Terdengar langkah ringan, tanpa melihat kupastikan si Hesty datang.
"Assalamualaikuuuuuuum" Suara itu dibarengi tawa khasnya, tangannya dipenuhi snack, sementara matanya langsung tertuju pada Nina kemudian mengalihkan pandangannya kepada bocah yang kini ternyata telah merapat ke dinding, matanya seakan bicara "Om lindungi aku please? hehehe". Akankah si Hesty ikut murka?
"Ty masakan kita di tumpahin Lusie, boneka barbie gak ada?" Anak itu seakan tersadar sontak melepas kedua boneka kecil segenggaman tangan yang langsung dirampas Nina.
"Ihh kau ini pulang kau!!!, si Lusie kalau datang pasti mainanku ada yang hilang" Sungut Hesty.
"Kalau mau main jangan dibawa pulang tanpa bilang pinjam, nanti mainanku kurang terus, dasar pencuri" Sambung Nina lagi. Hah... Aku tersentak, anak-anak ini? dan bocah itu.
"Diajak main Ty kasian dia gak punya mainan" Suara kakak dari ruang tengah.
"Malas ama diakan masih kecil" Jawab Hesty sok tua, padahal hanya bertaut 2 tahun mungkin. Lalu dia menatap ke arahku.
"Si Lusie main sepeda aja" Kataku melerai pertengkaran kecil itu. Akhirnya dia mengambil solusi sendiri, anak itu tanpa ba bi bu, kembali terlihat riang dan langsung naik kembali, aman pikirku sambil beranjak menemui kakak ke ruang tengah, menuntaskan penasaran siapa bocah kecil yang asing di pandanganku.
"Dia anak siapa Kak?" Tanyaku.
"Anak si Edo ,Dek. Tinggal di kampung istrinya"
Edo?, ya aku ingat, sejak SMP aku tak tau kabarnya, pernah terbersit kabar dia menikah dikarenakan kecelakaan, dan dia tinggal di kampung istrinya.

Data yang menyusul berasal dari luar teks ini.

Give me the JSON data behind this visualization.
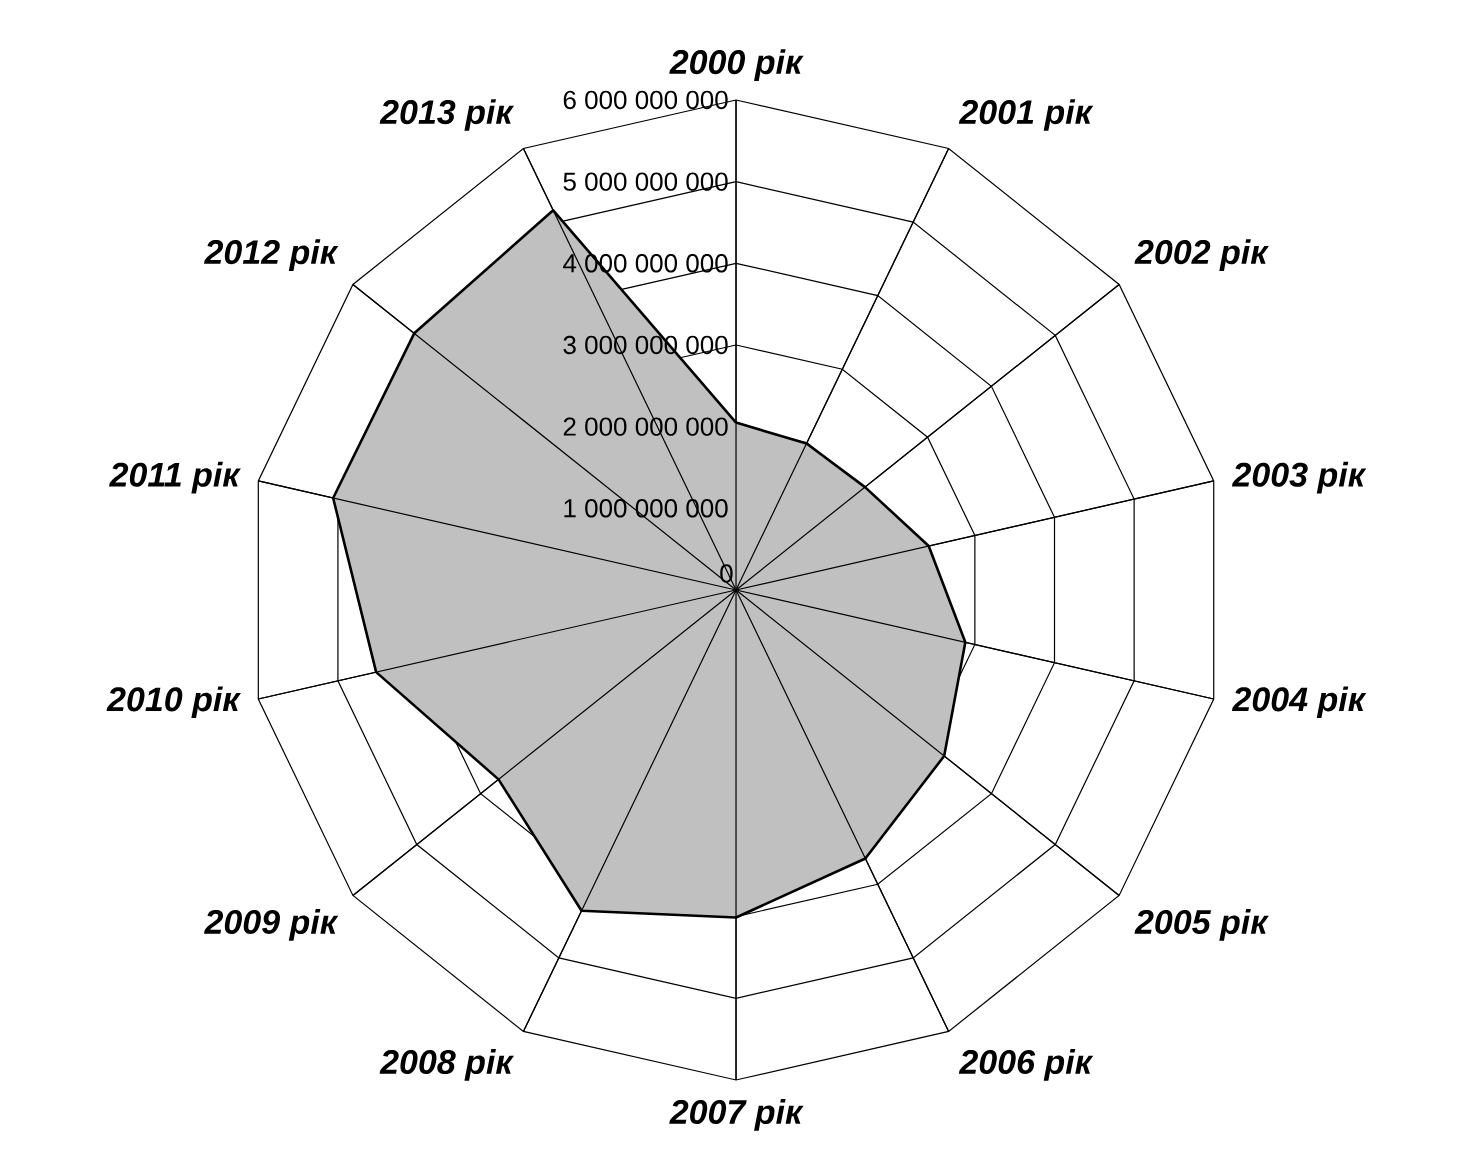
{
  "chart_data": {
    "type": "radar",
    "categories": [
      "2000 рік",
      "2001 рік",
      "2002 рік",
      "2003 рік",
      "2004 рік",
      "2005 рік",
      "2006 рік",
      "2007 рік",
      "2008 рік",
      "2009 рік",
      "2010 рік",
      "2011 рік",
      "2012 рік",
      "2013 рік"
    ],
    "series": [
      {
        "color": "#c0c0c0",
        "values": [
          2050000000,
          1990000000,
          2020000000,
          2420000000,
          2880000000,
          3260000000,
          3650000000,
          4010000000,
          4360000000,
          3720000000,
          4520000000,
          5060000000,
          5040000000,
          5160000000
        ]
      }
    ],
    "ylim": [
      0,
      6000000000
    ],
    "yticks": [
      {
        "value": 0,
        "label": "0"
      },
      {
        "value": 1000000000,
        "label": "1 000 000 000"
      },
      {
        "value": 2000000000,
        "label": "2 000 000 000"
      },
      {
        "value": 3000000000,
        "label": "3 000 000 000"
      },
      {
        "value": 4000000000,
        "label": "4 000 000 000"
      },
      {
        "value": 5000000000,
        "label": "5 000 000 000"
      },
      {
        "value": 6000000000,
        "label": "6 000 000 000"
      }
    ],
    "grid": true
  }
}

Mungkin berapa kali puasa dan lebaran dia gak pulang pulang (Bang Toyib banget hehehe).
"Sekarang mereka sudah pindah ke kampung ini lagi, dengar-dengar ribut sama mertua, si Edo suka main judi, sementara istrinya kerjaannya kayak masih gadis Dek. Itu jadi omongan ibu-ibu sekitar sini. Kerjaannya turun rumah 1 naik rumah 1, ngatain orang ini itu, anak gak diurus, ikut orang noreh gak mau, gengsi, si Edo sekarang nganggur, kadang kasian liat anaknya, kalau liat kawan-kawannya jajan, dia hanya liat aja" Penjelasan kakak lumayan panjang, sebuah pelajaran yang bisa kupetik dari penjelasan kakak.
Cinta, apakah cukup bermodal cinta? Jika ingin berumah tangga? Tradisi di kampung memang terlalu sulit diubah, biasanya orang tua begitu mudah menikahkan anaknya di usia muda? asal ada untuk acara hajatan dan bayar penghulu maka langsung nikah. Pernahkah mereka terbersit pikiran bagaimana kehidupan setelah pernikahan? iya kalau anak mereka terlahir sehat? bagaimana jika anaknya sakit? bagaimana untuk biaya sekolah mereka nantinya?.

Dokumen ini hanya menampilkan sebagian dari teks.